2020-01-10 09:06:28.924 [INFO][8] startup.go 272: Using NODENAME environment for node name
2020-01-10 09:06:28.924 [INFO][8] startup.go 284: Determined node name: k8s-node-4
2020-01-10 09:06:28.926 [INFO][8] k8s.go 228: Using Calico IPAM
2020-01-10 09:06:28.926 [INFO][8] startup.go 316: Checking datastore connection
2020-01-10 09:06:28.947 [INFO][8] startup.go 340: Datastore connection verified
2020-01-10 09:06:28.947 [INFO][8] startup.go 95: Datastore is ready
2020-01-10 09:06:29.007 [INFO][8] startup.go 530: FELIX_IPV6SUPPORT is false through environment variable
2020-01-10 09:06:29.028 [INFO][8] startup.go 181: Using node name: k8s-node-4
2020-01-10 09:06:29.080 [INFO][16] k8s.go 228: Using Calico IPAM
CALICO_NETWORKING_BACKEND is none - no BGP daemon running
Calico node started successfully
2020-01-10 09:06:30.332 [WARNING][34] int_dataplane.go 354: Failed to query VXLAN device error=Link not found
2020-01-10 09:06:30.375 [WARNING][34] int_dataplane.go 384: Failed to cleanup preexisting XDP state error=failed to load XDP program (/tmp/felix-xdp-074424772): stat /sys/fs/bpf/calico/xdp/prefilter_v1_calico_tmp_A: no such file or directory
libbpf: failed to get EHDR from /tmp/felix-xdp-074424772
Error: failed to open object file

And there is a Kubernetes cluster options

I think, that this issue does not affect my cluster at the moment. But anyway, does anybody know how to fix it?

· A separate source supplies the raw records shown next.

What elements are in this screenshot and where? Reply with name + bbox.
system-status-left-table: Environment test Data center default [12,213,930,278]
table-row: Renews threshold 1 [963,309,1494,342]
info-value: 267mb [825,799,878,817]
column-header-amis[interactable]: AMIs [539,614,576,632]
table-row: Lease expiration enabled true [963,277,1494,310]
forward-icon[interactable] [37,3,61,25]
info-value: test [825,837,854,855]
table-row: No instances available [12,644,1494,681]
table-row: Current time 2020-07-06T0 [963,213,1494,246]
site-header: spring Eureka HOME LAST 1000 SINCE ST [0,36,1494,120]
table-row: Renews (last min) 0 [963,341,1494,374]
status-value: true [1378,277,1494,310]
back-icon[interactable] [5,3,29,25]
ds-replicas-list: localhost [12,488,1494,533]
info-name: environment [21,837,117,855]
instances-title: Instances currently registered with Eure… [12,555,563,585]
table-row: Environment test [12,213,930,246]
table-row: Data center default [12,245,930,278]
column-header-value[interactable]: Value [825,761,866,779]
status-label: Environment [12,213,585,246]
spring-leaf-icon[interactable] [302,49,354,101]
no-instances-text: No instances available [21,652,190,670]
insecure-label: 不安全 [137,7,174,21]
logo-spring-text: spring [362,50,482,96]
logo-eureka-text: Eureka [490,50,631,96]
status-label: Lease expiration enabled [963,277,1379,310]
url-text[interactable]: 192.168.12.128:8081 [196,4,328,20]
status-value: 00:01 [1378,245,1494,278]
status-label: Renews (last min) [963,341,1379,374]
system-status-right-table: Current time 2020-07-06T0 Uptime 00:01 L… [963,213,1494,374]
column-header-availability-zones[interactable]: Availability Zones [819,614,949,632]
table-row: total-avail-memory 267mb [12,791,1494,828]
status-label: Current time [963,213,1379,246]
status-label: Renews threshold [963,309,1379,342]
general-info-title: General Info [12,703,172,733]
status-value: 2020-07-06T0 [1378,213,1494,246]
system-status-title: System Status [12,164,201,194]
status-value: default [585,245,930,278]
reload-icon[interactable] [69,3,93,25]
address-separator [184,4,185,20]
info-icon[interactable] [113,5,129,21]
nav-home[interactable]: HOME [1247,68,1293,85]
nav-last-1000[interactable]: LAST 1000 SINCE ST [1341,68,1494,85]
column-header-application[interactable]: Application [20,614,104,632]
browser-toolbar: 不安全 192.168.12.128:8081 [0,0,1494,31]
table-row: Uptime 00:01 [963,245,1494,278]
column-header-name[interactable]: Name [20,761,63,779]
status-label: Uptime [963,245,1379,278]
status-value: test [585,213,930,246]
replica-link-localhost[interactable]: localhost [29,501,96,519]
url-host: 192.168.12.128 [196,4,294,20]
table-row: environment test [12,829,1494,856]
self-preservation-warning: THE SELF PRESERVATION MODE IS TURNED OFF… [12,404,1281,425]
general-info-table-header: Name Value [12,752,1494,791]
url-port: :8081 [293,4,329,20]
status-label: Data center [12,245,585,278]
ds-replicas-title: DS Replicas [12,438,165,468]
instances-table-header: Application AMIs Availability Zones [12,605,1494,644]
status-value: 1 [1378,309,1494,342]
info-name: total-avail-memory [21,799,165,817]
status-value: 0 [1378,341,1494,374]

Does anybody have any ideas?

These error look normal. Try editing the probes for the workload to the following.

  failureThreshold: 6
    host: localhost
    path: /liveness
    port: 9099
    scheme: HTTP
  initialDelaySeconds: 10
  periodSeconds: 10
  successThreshold: 1
  timeoutSeconds: 1
name: calico-node
  failureThreshold: 3
    host: localhost
    path: /readiness
    port: 9099
    scheme: HTTP

If your still having issues, please reach out to me on Slack.

It’s works, in some way :wink: Rancher now does not restarts containers, it believe that check is passed.
But in logs i see

2020-01-13 12:35:52.042 [WARNING][35] health.go 190: Reporter failed readiness checks name=“async_calc_graph” reporter-state=&health.reporterState{name:“async_calc_graph”, reports:health.HealthReport{Live:true, Ready:true}, timeout:20000000000, latest:health.HealthReport{Live:true, Ready:false}, timestamp:time.Time{wall:0xbf7f36e9fa78c1cb, ext:6362133775414, loc:(*time.Location)(0x2b08080)}}

I found related issues on github:

I have rancher 2.3 and kubernetes v1.16.3. Should i apply CRD from this topics?